TextClassificationJsonReader#

@DatasetReader.register("text_classification_json")
class TextClassificationJsonReader(DatasetReader):
 | def __init__(
 |     self,
 |     token_indexers: Dict[str, TokenIndexer] = None,
 |     tokenizer: Tokenizer = None,
 |     segment_sentences: bool = False,
 |     max_sequence_length: int = None,
 |     skip_label_indexing: bool = False,
 |     **kwargs
 | ) -> None

Reads tokens and their labels from a labeled text classification dataset. Expects a "text" field and a "label" field in JSON format.

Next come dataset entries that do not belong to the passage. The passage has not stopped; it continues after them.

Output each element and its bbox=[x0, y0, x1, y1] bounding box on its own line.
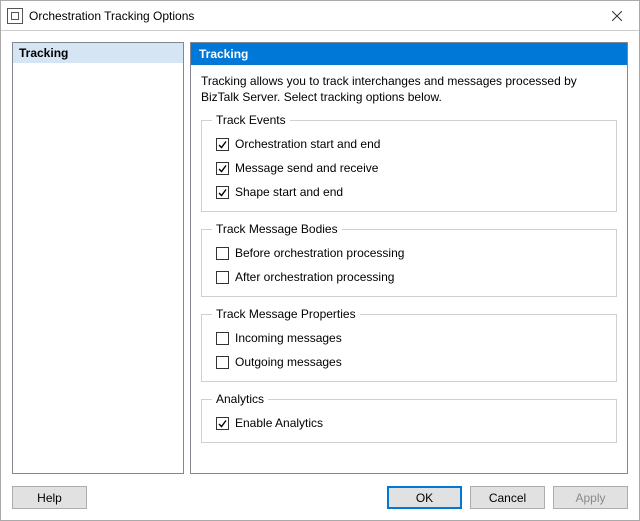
panel-body: Tracking allows you to track interchange… bbox=[191, 65, 627, 463]
checkbox-label: Message send and receive bbox=[235, 161, 378, 175]
checkbox-before-processing[interactable] bbox=[216, 247, 229, 260]
checkbox-outgoing-messages[interactable] bbox=[216, 356, 229, 369]
checkbox-incoming-messages[interactable] bbox=[216, 332, 229, 345]
checkbox-row: Shape start and end bbox=[216, 185, 606, 199]
checkbox-label: Enable Analytics bbox=[235, 416, 323, 430]
checkbox-row: Enable Analytics bbox=[216, 416, 606, 430]
checkbox-after-processing[interactable] bbox=[216, 271, 229, 284]
checkbox-label: After orchestration processing bbox=[235, 270, 394, 284]
dialog-body: Tracking Tracking Tracking allows you to… bbox=[1, 31, 639, 480]
group-legend: Track Message Properties bbox=[212, 307, 360, 321]
checkbox-row: Before orchestration processing bbox=[216, 246, 606, 260]
cancel-button[interactable]: Cancel bbox=[470, 486, 545, 509]
dialog-window: Orchestration Tracking Options Tracking … bbox=[0, 0, 640, 521]
group-track-message-properties: Track Message Properties Incoming messag… bbox=[201, 307, 617, 382]
checkbox-row: Message send and receive bbox=[216, 161, 606, 175]
check-icon bbox=[217, 163, 228, 174]
sidebar-item-tracking[interactable]: Tracking bbox=[13, 43, 183, 63]
checkbox-row: Outgoing messages bbox=[216, 355, 606, 369]
checkbox-enable-analytics[interactable] bbox=[216, 417, 229, 430]
close-icon bbox=[612, 11, 622, 21]
apply-button[interactable]: Apply bbox=[553, 486, 628, 509]
group-legend: Track Message Bodies bbox=[212, 222, 342, 236]
group-legend: Analytics bbox=[212, 392, 268, 406]
checkbox-label: Incoming messages bbox=[235, 331, 342, 345]
group-analytics: Analytics Enable Analytics bbox=[201, 392, 617, 443]
group-legend: Track Events bbox=[212, 113, 290, 127]
button-bar: Help OK Cancel Apply bbox=[1, 480, 639, 520]
titlebar: Orchestration Tracking Options bbox=[1, 1, 639, 31]
checkbox-orch-start-end[interactable] bbox=[216, 138, 229, 151]
close-button[interactable] bbox=[594, 1, 639, 30]
checkbox-label: Shape start and end bbox=[235, 185, 343, 199]
group-track-message-bodies: Track Message Bodies Before orchestratio… bbox=[201, 222, 617, 297]
category-sidebar: Tracking bbox=[12, 42, 184, 474]
panel-header: Tracking bbox=[191, 43, 627, 65]
sidebar-item-label: Tracking bbox=[19, 46, 68, 60]
checkbox-label: Before orchestration processing bbox=[235, 246, 404, 260]
checkbox-msg-send-receive[interactable] bbox=[216, 162, 229, 175]
main-panel: Tracking Tracking allows you to track in… bbox=[190, 42, 628, 474]
ok-button[interactable]: OK bbox=[387, 486, 462, 509]
checkbox-label: Outgoing messages bbox=[235, 355, 342, 369]
checkbox-shape-start-end[interactable] bbox=[216, 186, 229, 199]
help-button[interactable]: Help bbox=[12, 486, 87, 509]
check-icon bbox=[217, 139, 228, 150]
check-icon bbox=[217, 418, 228, 429]
app-icon bbox=[7, 8, 23, 24]
panel-description: Tracking allows you to track interchange… bbox=[201, 73, 617, 105]
checkbox-row: After orchestration processing bbox=[216, 270, 606, 284]
checkbox-row: Orchestration start and end bbox=[216, 137, 606, 151]
checkbox-label: Orchestration start and end bbox=[235, 137, 380, 151]
check-icon bbox=[217, 187, 228, 198]
checkbox-row: Incoming messages bbox=[216, 331, 606, 345]
window-title: Orchestration Tracking Options bbox=[29, 9, 594, 23]
group-track-events: Track Events Orchestration start and end… bbox=[201, 113, 617, 212]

The output of read is a list of Instance s with the fields: tokens : TextField and label : LabelField

Registered as a DatasetReader with name "text_classification_json".

Parameters

  • token_indexers : Dict[str, TokenIndexer], optional
    optional (default={"tokens": SingleIdTokenIndexer()}) We use this to define the input representation for the text. See TokenIndexer.
  • tokenizer : Tokenizer, optional (default = {"tokens": SpacyTokenizer()})
    Tokenizer to use to split the input text into words or other kinds of tokens.
  • segment_sentences : bool, optional (default = False)
    If True, we will first segment the text into sentences using SpaCy and then tokenize words. Necessary for some models that require pre-segmentation of sentences, like the Hierarchical Attention Network.
  • max_sequence_length : int, optional (default = None)
    If specified, will truncate tokens to specified maximum length.
  • skip_label_indexing : bool, optional (default = False)
    Whether or not to skip label indexing. You might want to skip label indexing if your labels are numbers, so the dataset reader doesn't re-number them starting from 0.

text_to_instance#

class TextClassificationJsonReader(DatasetReader):
 | ...
 | @overrides
 | def text_to_instance(
 |     self,
 |     text: str,
 |     label: Union[str, int] = None
 | ) -> Instance

Parameters

  • text : str
    The text to classify
  • label : str, optional (default = None)
    The label for this text.

Returns

  • An Instance containing the following fields:
    • tokens (TextField) : The tokens in the sentence or phrase.
    • label (LabelField) : The label label of the sentence or phrase.